Dowry is an antiquated provision for daughters, behind the genius of the age, incompatible with the dignity of American men and the intelligence and freedom of American women. Besides, there are very likely to be two, three, four, or more daughters in a house; how could a man of moderate means save for all of them? And what would become of the sons? The father who gives his children a loving, sensible mother, who provides them with a comfortable home, and who educates fully all their special faculties, and teaches them the cunning in their ten fingers, dowers his daughters far better than if he gave them money. He has funded for them a provision that neither a bad husband nor an evil fate can squander. He has done his full duty, and every good girl will thankfully so accept it.
As for the young men who could imagine themselves spending, out of $1,100, $700 upon dress and amusements, neither the world, nor any sensible woman in it, will be the worse for their celibacy. For if they take a wife, it will doubtless be some would-be stylish, foolish virgin, whose soft hands are of no earthly use except as ring-stands and glove-stretchers.
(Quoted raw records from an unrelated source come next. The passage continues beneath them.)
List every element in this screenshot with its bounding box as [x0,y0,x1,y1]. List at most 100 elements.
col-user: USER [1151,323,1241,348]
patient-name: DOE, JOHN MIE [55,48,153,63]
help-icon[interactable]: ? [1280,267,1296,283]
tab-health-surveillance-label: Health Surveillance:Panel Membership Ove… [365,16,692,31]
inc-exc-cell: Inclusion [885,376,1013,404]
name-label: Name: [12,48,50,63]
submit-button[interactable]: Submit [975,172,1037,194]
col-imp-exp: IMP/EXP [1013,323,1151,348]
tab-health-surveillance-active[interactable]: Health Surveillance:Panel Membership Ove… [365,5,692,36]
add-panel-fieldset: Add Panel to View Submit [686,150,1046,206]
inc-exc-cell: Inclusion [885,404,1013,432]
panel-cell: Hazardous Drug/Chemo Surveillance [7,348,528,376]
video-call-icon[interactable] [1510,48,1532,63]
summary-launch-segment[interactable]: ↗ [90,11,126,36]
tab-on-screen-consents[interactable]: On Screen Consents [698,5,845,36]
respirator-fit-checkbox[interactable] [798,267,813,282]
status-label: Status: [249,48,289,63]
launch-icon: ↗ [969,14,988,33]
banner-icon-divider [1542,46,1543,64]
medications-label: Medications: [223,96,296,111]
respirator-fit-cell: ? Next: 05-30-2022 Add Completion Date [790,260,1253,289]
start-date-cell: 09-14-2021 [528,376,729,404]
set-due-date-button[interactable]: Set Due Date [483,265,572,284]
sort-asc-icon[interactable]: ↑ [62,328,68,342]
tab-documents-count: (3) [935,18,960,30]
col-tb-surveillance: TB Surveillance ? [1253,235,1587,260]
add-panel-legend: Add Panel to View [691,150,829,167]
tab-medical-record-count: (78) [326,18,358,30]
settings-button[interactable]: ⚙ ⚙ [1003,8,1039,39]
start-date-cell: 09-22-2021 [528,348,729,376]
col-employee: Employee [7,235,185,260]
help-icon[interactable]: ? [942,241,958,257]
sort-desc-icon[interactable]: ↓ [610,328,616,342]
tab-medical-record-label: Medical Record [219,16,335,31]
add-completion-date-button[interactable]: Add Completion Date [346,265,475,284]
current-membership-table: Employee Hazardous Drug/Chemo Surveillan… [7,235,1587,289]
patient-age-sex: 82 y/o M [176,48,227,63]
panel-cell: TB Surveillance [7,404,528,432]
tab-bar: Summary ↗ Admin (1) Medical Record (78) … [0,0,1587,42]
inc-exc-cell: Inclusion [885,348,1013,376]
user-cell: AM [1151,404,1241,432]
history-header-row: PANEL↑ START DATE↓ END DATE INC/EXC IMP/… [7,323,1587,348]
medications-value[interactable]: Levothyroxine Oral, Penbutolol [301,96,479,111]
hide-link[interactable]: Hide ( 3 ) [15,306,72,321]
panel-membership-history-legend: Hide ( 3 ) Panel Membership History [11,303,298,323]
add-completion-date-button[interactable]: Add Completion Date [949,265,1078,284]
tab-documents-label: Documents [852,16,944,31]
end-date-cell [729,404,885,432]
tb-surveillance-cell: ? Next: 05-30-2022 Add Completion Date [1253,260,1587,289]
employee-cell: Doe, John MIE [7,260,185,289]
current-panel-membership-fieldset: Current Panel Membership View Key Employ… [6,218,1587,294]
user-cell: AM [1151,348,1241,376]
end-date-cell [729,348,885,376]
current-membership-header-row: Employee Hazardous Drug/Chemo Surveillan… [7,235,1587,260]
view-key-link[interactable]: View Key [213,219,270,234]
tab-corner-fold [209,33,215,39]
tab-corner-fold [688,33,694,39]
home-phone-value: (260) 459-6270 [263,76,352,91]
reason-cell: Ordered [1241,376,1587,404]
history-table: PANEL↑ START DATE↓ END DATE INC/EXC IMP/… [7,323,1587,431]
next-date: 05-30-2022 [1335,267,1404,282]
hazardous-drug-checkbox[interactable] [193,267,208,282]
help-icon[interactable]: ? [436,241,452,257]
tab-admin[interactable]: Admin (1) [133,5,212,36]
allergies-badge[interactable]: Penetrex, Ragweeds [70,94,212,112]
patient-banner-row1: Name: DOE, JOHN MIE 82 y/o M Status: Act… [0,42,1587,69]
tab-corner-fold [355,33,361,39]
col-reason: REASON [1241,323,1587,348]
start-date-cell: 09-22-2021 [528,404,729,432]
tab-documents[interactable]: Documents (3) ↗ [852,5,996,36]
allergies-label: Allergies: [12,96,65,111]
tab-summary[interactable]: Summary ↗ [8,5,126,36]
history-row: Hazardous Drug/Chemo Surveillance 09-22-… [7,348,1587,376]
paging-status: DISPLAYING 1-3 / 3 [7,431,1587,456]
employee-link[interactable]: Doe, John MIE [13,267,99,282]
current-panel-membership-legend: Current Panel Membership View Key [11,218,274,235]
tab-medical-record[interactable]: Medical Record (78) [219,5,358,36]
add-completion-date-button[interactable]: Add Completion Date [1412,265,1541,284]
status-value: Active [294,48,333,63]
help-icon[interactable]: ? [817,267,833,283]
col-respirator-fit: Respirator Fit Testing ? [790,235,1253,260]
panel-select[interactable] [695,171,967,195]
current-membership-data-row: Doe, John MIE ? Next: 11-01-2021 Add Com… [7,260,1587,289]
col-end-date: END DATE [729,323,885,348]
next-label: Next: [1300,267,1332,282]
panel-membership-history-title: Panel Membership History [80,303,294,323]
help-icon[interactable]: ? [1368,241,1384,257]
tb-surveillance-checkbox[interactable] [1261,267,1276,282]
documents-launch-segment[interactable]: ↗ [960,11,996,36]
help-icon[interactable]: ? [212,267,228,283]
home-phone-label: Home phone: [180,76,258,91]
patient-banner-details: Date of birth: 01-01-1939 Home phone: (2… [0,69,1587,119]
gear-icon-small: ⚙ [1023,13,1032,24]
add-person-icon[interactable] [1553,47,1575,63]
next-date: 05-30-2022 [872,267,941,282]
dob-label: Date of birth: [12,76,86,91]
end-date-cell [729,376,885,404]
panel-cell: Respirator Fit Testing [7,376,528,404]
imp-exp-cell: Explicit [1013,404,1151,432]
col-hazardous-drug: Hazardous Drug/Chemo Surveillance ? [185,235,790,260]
It is such marriages that are failures. It is in such pretentious homes that love and moderate means cannot live happily together. It is in such weak hands that Pandora’s box shuts, not on hope, but on despair.
The brave, sensible youth does not fear to face life and all its obligations on $1,100 a year. With love it is enough to begin with. Hope, ambition, industry, good fortune, are his sureties for the future. However well educated he may be, he knows that in his own class he will find lovely women equally well educated. They may be teaching, clerking, sewing, but they are his peers. He has no idea of marrying a young lady accustomed to servants and luxury, and the question of dower never occurs to him. The good girl who supplements his industry by her economy, who cheers him with her sympathy, who shares all his thoughts and feelings, and crowns his life with love and consolation, has all the dowry he wants. And this is an opinion founded on a long life of observation,—an opinion that fire cannot burn out of me.